By Karen L. George on July 21, 2022
Karen L. George: Three Poems
Selected by Alexis Rhone Fancher, Poetry Editor
Afternoon Tea Daydreams
In the hilly pasture, my twin sister and I sit
on dense Irish damask (white with swirls
pearly as oyster shells) Granny handed down
along with her farm, shamrock china, and the art
of reading tea leaves. Deidre hands me a cup
of Merlin’s Magic Elixir of Life ordered
from Galway, mélange of lemon myrtle,
marigold petals, grapes, rosehip peels.
She overflows her cup from the pewter
kettle, in a reverie of last summer’s lover.
We’ve spread homegrown cucumbers
with our goats’ cheese seasoned
by rosemary and thyme. Kaylie joins us,
mouth sunk in the cream crock we filled for her,
eyes drowsy—milk drunk we call it—daydreams
of suckling her nanny’s teat only a year ago.
The feral smell of her fur mixes with whiffs
of seaweed shampoo from our wind-frizzed
auburn hair. The sun’s heat on my back,
the rhythmic lap of tongue, and the sigh
of dry ryegrass tilts me into a nap.
~ Inspired by Andrea Kowch’s painting Tea
*
Clasped in a Moment of Fracture
Her spaniel Vincent, returned from an ocean plunge, releases a snatched mackerel into the woman’s open palm. She wants no part of what her delicate fingers support—this limp, opal-scaled body, its rheumy eyes gone dark. Her eyes distant, she chafes the past and future. Vincent’s wise gaze fixes on a sandpiper hopping ahead. The fur on his ears, the tawny amber of honey, and her plush chestnut hair blow askew in high winds. He’s collarless; she wears a white ruffle around her neck that echoes a silver choker. Saltwater droplets from the fish and dog’s mouth mirror the crystal rosary beads she fingered last night to find an answer. A blustery sky and waves arched in ecstasy frame her face, pearly as moonlight.

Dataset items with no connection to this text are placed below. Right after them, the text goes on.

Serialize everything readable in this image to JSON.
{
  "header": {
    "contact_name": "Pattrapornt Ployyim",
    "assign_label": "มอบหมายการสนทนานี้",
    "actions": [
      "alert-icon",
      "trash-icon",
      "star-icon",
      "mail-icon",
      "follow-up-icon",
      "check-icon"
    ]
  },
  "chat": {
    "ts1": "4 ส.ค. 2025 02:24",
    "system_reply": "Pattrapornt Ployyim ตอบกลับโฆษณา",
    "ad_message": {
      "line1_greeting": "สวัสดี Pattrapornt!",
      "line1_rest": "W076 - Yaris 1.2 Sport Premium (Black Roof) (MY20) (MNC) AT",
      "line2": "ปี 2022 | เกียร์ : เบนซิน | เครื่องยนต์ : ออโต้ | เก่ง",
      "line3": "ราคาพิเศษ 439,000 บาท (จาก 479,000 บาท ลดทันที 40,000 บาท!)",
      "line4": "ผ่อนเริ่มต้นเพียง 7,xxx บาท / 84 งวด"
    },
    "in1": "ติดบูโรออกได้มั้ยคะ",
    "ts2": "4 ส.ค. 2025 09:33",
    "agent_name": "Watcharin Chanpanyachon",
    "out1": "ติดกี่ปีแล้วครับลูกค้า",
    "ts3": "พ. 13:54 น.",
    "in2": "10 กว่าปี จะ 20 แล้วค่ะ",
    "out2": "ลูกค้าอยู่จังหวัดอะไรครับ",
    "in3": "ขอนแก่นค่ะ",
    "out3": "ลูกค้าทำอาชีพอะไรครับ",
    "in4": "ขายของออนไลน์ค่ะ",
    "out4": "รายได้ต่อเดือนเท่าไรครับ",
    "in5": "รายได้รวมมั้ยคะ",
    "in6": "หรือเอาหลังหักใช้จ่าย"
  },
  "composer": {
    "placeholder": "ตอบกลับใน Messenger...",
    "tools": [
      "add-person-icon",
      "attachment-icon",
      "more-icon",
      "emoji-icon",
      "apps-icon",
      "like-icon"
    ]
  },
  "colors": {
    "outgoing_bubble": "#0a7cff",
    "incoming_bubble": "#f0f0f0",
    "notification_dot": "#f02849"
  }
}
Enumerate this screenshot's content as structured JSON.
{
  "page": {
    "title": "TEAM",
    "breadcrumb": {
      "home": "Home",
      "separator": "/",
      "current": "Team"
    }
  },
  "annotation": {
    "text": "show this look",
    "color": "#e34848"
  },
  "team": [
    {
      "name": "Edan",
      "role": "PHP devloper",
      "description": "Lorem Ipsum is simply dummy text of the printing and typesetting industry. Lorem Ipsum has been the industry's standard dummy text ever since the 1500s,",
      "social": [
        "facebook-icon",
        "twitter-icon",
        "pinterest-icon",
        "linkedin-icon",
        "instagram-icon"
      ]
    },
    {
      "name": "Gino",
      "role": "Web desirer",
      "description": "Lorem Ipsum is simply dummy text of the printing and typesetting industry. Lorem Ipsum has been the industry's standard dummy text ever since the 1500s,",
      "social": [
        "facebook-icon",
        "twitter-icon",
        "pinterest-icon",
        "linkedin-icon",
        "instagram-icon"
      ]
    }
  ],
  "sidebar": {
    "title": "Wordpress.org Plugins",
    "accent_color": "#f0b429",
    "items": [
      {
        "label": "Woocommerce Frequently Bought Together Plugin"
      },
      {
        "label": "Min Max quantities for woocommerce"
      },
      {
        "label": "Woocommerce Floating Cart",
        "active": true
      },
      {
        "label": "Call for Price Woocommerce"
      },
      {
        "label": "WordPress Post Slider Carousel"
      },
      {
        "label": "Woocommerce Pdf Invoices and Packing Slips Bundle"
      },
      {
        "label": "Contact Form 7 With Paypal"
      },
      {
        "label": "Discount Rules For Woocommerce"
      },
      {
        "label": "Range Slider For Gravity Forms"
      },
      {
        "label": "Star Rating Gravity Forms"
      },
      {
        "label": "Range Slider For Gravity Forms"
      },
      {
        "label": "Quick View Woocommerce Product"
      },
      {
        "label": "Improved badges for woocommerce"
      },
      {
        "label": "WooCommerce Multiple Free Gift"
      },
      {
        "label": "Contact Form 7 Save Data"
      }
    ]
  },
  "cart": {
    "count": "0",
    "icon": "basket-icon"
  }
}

~ Inspired by Andrea Kowch’s painting Fetch
*
Winter Solstice
The first snowstorm melted except
for a patch by the barn where the family
of five crows swooped from their roost
after I threw dry kibble our Corgi refused
to eat. Their caws and wings percuss air.
I swish through fields, flatten russet crests
of ryegrass, gather branches. Fog entwines
birch trunks, ghosts the barn, soot-black
with age. Wind and cold chap my cheeks
and lips. Soon as dark descends, my love
returns. We’ll howl around flames,
revel in heat, color, crackle, spark,
launch our hibernation.
~ Inspired by Andrea Kowch’s painting Wood Fire
*
Purchase WHERE WIND TASTES LIKE PEARS by Karen L. George
Author
ABOUT THE AUTHOR
Karen L. George is a Pushcart Prize-nominated poet from Florence, Kentucky, author of five chapbooks, and three full collections from Dos Madres Press: Swim Your Way Back (2014), A Map and One Year (2018), and Where Wind Tastes Like Pears (2021). Her work has appeared in Adirondack Review, Louisville Review, Naugatuck River Review, Valparaiso Poetry Review, Sheila-na-gig, Salamander, Indianapolis Review, and Poet Lore. She’s received grants from Kentucky Foundation for Women and Kentucky Arts Council, and holds an MFA in Writing from Spalding University. She retired from a career as a computer programmer/analyst to write full-time. She enjoys photography and visiting museums, cemeteries, historic towns, gardens, and bodies of water. She is doing final edits on an ekphrastic manuscript inspired by the art of Frida Kahlo, Georgia O’Keeffe, and Emily Carr. Visit her website at: https://karenlgeorge.blogspot.com/.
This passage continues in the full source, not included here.